One of my favorite hymns speaks to this very question. The hymn is “O what their joy and glory must be”; the text was written by the medieval theologian Peter Abelard. In the hymn, the joys of heavenly life are described: in that greater life there is a ceasing of sorrow and an eternal rest in God, our greatest happiness and contentment. The second verse contains the profound lines, Wish and fulfilment can severed be ne'er, Nor the thing prayed for come short of the prayer.  You see, my friends, in heaven every noble desire, every virtuous longing will find its object. Those who long for peace will find a greater peace than heart can understand. Those who long for love will be in God, whom we confess to be a Trinity of persons, a communion of love. In short, even if the prayer goes unanswered or appears to have been answered with a no, in that Jerusalem above the thing prayed for cannot come short of the prayer. Every good desire of the human heart can and will receive fulfillment there because wish and fulfillment can severed be ne'er.

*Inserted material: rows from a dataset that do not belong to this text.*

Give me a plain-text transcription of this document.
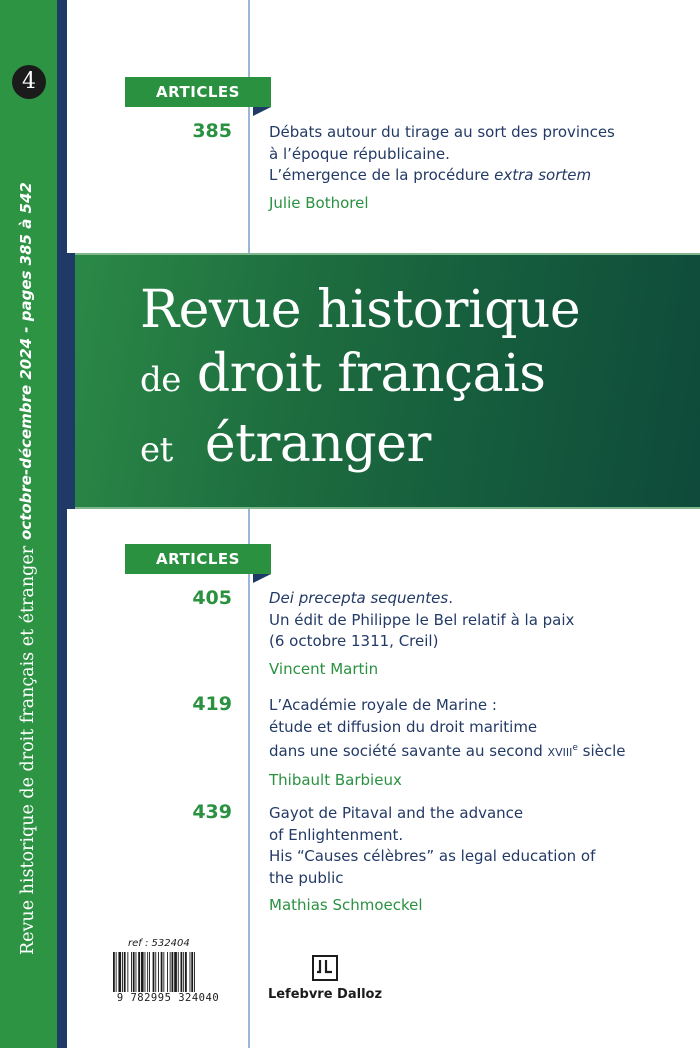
4
octobre-décembre 2024 - pages 385 à 542
Revue historique de droit français et étranger
ARTICLES
385 Débats autour du tirage au sort des provinces
à l’époque républicaine.
L’émergence de la procédure extra sortem
Julie Bothorel
Revue historique
de droit français
et étranger
ARTICLES
405 Dei precepta sequentes.
Un édit de Philippe le Bel relatif à la paix
(6 octobre 1311, Creil)
Vincent Martin
419 L’Académie royale de Marine :
étude et diffusion du droit maritime
dans une société savante au second XVIIIe siècle
Thibault Barbieux
439 Gayot de Pitaval and the advance
of Enlightenment.
His “Causes célèbres” as legal education of
the public
Mathias Schmoeckel
ref : 532404
9 782995 324040	Lefebvre Dalloz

The members of the church here on earth always will have the prayers of its ministers and people for healing, and yet, we know that death inevitably comes. In the Bible's account, death is a judgment for human sin. No man can reach the end of his life and say that he has not sinned nor in some way contributed to the unhappiness of this world. And yet as Christians, we die with hope for that greater life, a life given to us not because we are perfect, but because of what Jesus has done on our behalf and for all humanity. It is very important to realize that God's grace and judgement are not two separate actions, but two aspects of his unchanging will. Death is a judgment for human sin because God cannot have fellowship with our darkness, but there is a grace hidden in death. Death is a mercy in that our earthly lives are not prolonged beyond measure because life here is subject to many evils: here unfulfilled desires abound, the separation between brother and brother caused by anger and unforgiveness is normal. There is even the wall of death which separates those who love one another and seems to put an end to that mutual love. We are told in the book of Genesis that God guarded the way to the tree of life with a flaming sword and cherubim so that humanity was not given eternal life in this fallen and unhappy world; the exile outside the garden would not last forever. The way to new life has been opened now that we are forgiven and redeemed in the new Adam, our Lord Jesus. Those prayers for healing may or may not be answered in this life, but in God's eternal kingdom, we will have the fullness of his healing and benediction. We will, in the words of the prophets, abide by streams of living water. The leaves of the trees which line its banks will be for the healing of nations.

     Now, in the meanwhile, with hearts raised on high,
     We for that country must yearn and must sigh,
     Seeking Jersusalem, dear native land,
     Through out long exile on Babylon's strand.